In the Cold War era, the Government of Canada undertook the construction of “Emergency Government Headquarters”, to be used in the event of nuclear warfare or other large-scale disaster. Canada was generally allied with the United States for the duration of the war, was a founding member of NATO, allowed American cruise missiles to be tested in the far north, and flew sovereignty missions in the Arctic. For these reasons, the country was often seen as being a potential target of the Soviets and extensive post-attack plans were drawn up for use in emergencies, and fallout shelters were built all across the country for use as command centres for governments of all levels.

In the year 1961, when John Kennedy was   the  President in the White House he had a situation, but no Situation Room or Command centre was available. President Kennedy was confused with the flow of intelligence into the Oval Office and tits and bits of information which does not seem collated and was not in the form of a finished product for the President to act upon. The president decided to have such a facility as a Command Centre which he later named as a Situation Room and put his own naval aide in charge of construction, a group of contractors who worked at night to convert the mansion’s basement bowling alley into what into famous ultra-secure workspace called the White House Situation Room.

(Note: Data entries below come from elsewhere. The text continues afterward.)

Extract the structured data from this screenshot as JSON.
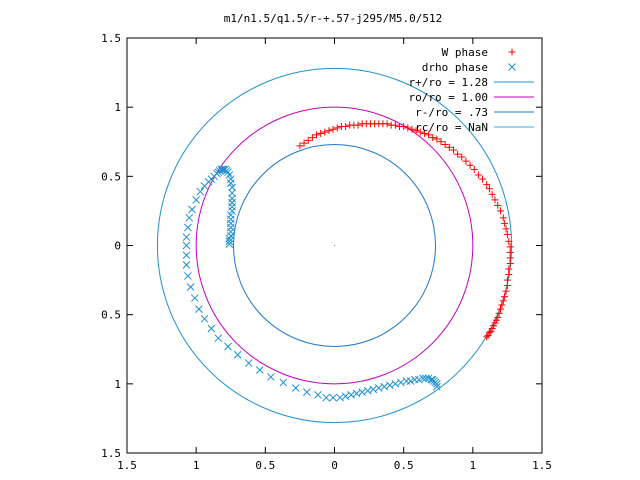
{
  "chart_data": {
    "type": "scatter",
    "title": "m1/n1.5/q1.5/r-+.57-j295/M5.0/512",
    "xlim": [
      -1.5,
      1.5
    ],
    "ylim": [
      -1.5,
      1.5
    ],
    "x_ticks": [
      -1.5,
      -1,
      -0.5,
      0,
      0.5,
      1,
      1.5
    ],
    "y_ticks": [
      -1.5,
      -1,
      -0.5,
      0,
      0.5,
      1,
      1.5
    ],
    "x_tick_labels": [
      "1.5",
      "1",
      "0.5",
      "0",
      "0.5",
      "1",
      "1.5"
    ],
    "y_tick_labels": [
      "1.5",
      "1",
      "0.5",
      "0",
      "0.5",
      "1",
      "1.5"
    ],
    "grid": false,
    "legend_position": "top-right",
    "legend": [
      {
        "label": "W phase",
        "marker": "+",
        "color": "#ff0000"
      },
      {
        "label": "drho phase",
        "marker": "x",
        "color": "#1e90d0"
      },
      {
        "label": "r+/ro = 1.28",
        "marker": "line",
        "color": "#1e90d0"
      },
      {
        "label": "ro/ro = 1.00",
        "marker": "line",
        "color": "#c000c0"
      },
      {
        "label": "r-/ro = .73",
        "marker": "line",
        "color": "#1e78c8"
      },
      {
        "label": "rc/ro = NaN",
        "marker": "line",
        "color": "#30b0e0"
      }
    ],
    "circles": [
      {
        "name": "r+/ro",
        "radius": 1.28,
        "color": "#1e90d0"
      },
      {
        "name": "ro/ro",
        "radius": 1.0,
        "color": "#c000c0"
      },
      {
        "name": "r-/ro",
        "radius": 0.73,
        "color": "#1e78c8"
      }
    ],
    "series": [
      {
        "name": "W phase",
        "marker": "+",
        "color": "#ff0000",
        "x": [
          -0.25,
          -0.22,
          -0.19,
          -0.16,
          -0.13,
          -0.1,
          -0.07,
          -0.04,
          -0.01,
          0.02,
          0.05,
          0.08,
          0.11,
          0.14,
          0.17,
          0.2,
          0.23,
          0.26,
          0.29,
          0.32,
          0.35,
          0.38,
          0.41,
          0.44,
          0.47,
          0.5,
          0.53,
          0.56,
          0.59,
          0.62,
          0.65,
          0.68,
          0.71,
          0.74,
          0.77,
          0.8,
          0.83,
          0.86,
          0.89,
          0.92,
          0.95,
          0.98,
          1.01,
          1.04,
          1.07,
          1.1,
          1.12,
          1.14,
          1.16,
          1.18,
          1.2,
          1.22,
          1.23,
          1.24,
          1.25,
          1.26,
          1.27,
          1.27,
          1.27,
          1.27,
          1.26,
          1.26,
          1.25,
          1.25,
          1.24,
          1.23,
          1.22,
          1.21,
          1.2,
          1.19,
          1.18,
          1.17,
          1.16,
          1.15,
          1.14,
          1.13,
          1.12,
          1.11,
          1.1
        ],
        "y": [
          0.72,
          0.74,
          0.76,
          0.78,
          0.8,
          0.81,
          0.82,
          0.83,
          0.84,
          0.85,
          0.86,
          0.86,
          0.87,
          0.87,
          0.87,
          0.88,
          0.88,
          0.88,
          0.88,
          0.88,
          0.88,
          0.88,
          0.87,
          0.87,
          0.86,
          0.86,
          0.85,
          0.84,
          0.83,
          0.82,
          0.81,
          0.8,
          0.78,
          0.77,
          0.75,
          0.73,
          0.71,
          0.69,
          0.66,
          0.64,
          0.61,
          0.58,
          0.55,
          0.51,
          0.48,
          0.44,
          0.41,
          0.37,
          0.33,
          0.29,
          0.25,
          0.2,
          0.16,
          0.12,
          0.08,
          0.03,
          -0.01,
          -0.05,
          -0.09,
          -0.13,
          -0.17,
          -0.21,
          -0.25,
          -0.29,
          -0.33,
          -0.37,
          -0.4,
          -0.43,
          -0.46,
          -0.49,
          -0.52,
          -0.54,
          -0.56,
          -0.58,
          -0.6,
          -0.62,
          -0.63,
          -0.65,
          -0.66
        ]
      },
      {
        "name": "drho phase",
        "marker": "x",
        "color": "#1e90d0",
        "x": [
          -0.76,
          -0.76,
          -0.76,
          -0.75,
          -0.75,
          -0.75,
          -0.75,
          -0.75,
          -0.75,
          -0.74,
          -0.74,
          -0.74,
          -0.74,
          -0.74,
          -0.74,
          -0.75,
          -0.75,
          -0.76,
          -0.77,
          -0.78,
          -0.79,
          -0.8,
          -0.81,
          -0.82,
          -0.83,
          -0.84,
          -0.85,
          -0.87,
          -0.89,
          -0.91,
          -0.94,
          -0.97,
          -1.0,
          -1.03,
          -1.05,
          -1.06,
          -1.07,
          -1.07,
          -1.07,
          -1.07,
          -1.06,
          -1.04,
          -1.01,
          -0.98,
          -0.94,
          -0.89,
          -0.84,
          -0.77,
          -0.7,
          -0.62,
          -0.54,
          -0.46,
          -0.37,
          -0.28,
          -0.2,
          -0.12,
          -0.06,
          -0.01,
          0.04,
          0.08,
          0.12,
          0.16,
          0.2,
          0.24,
          0.28,
          0.32,
          0.36,
          0.4,
          0.44,
          0.48,
          0.52,
          0.55,
          0.58,
          0.61,
          0.64,
          0.66,
          0.68,
          0.7,
          0.71,
          0.72,
          0.73,
          0.74,
          0.74
        ],
        "y": [
          0.01,
          0.03,
          0.05,
          0.07,
          0.1,
          0.13,
          0.16,
          0.19,
          0.22,
          0.25,
          0.28,
          0.31,
          0.34,
          0.38,
          0.42,
          0.45,
          0.48,
          0.51,
          0.53,
          0.54,
          0.55,
          0.55,
          0.55,
          0.55,
          0.54,
          0.53,
          0.52,
          0.5,
          0.48,
          0.46,
          0.43,
          0.39,
          0.33,
          0.26,
          0.2,
          0.13,
          0.06,
          0.0,
          -0.07,
          -0.14,
          -0.22,
          -0.3,
          -0.38,
          -0.46,
          -0.53,
          -0.6,
          -0.67,
          -0.73,
          -0.79,
          -0.85,
          -0.9,
          -0.95,
          -0.99,
          -1.03,
          -1.06,
          -1.08,
          -1.1,
          -1.1,
          -1.1,
          -1.09,
          -1.08,
          -1.07,
          -1.06,
          -1.05,
          -1.04,
          -1.03,
          -1.02,
          -1.01,
          -1.0,
          -0.99,
          -0.98,
          -0.98,
          -0.97,
          -0.97,
          -0.96,
          -0.96,
          -0.96,
          -0.97,
          -0.97,
          -0.98,
          -0.99,
          -1.0,
          -1.02
        ]
      }
    ]
  }
}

Previously various spots were selected for their most sensitive communications, from Lincoln’s late-night visits to the telegraph office next door to the White House to Roosevelt’s in-house World War II command centre and in the mansion’s Map Room.

But after the incident of the failed Bay of Pigs operation, President Kennedy wanted an efficient movement of critical information in and out of the White House. The equipment and Protocols for the Functioning of the Command Centre called Situation Room has evolved within years into an Automatic facility with most advanced cables to filter information. The Duty officers of the White Office work around the clock in the space sift through intelligence feeds for the president’s daily briefing. And when a crisis strikes, it becomes a secure communications centre with global reach.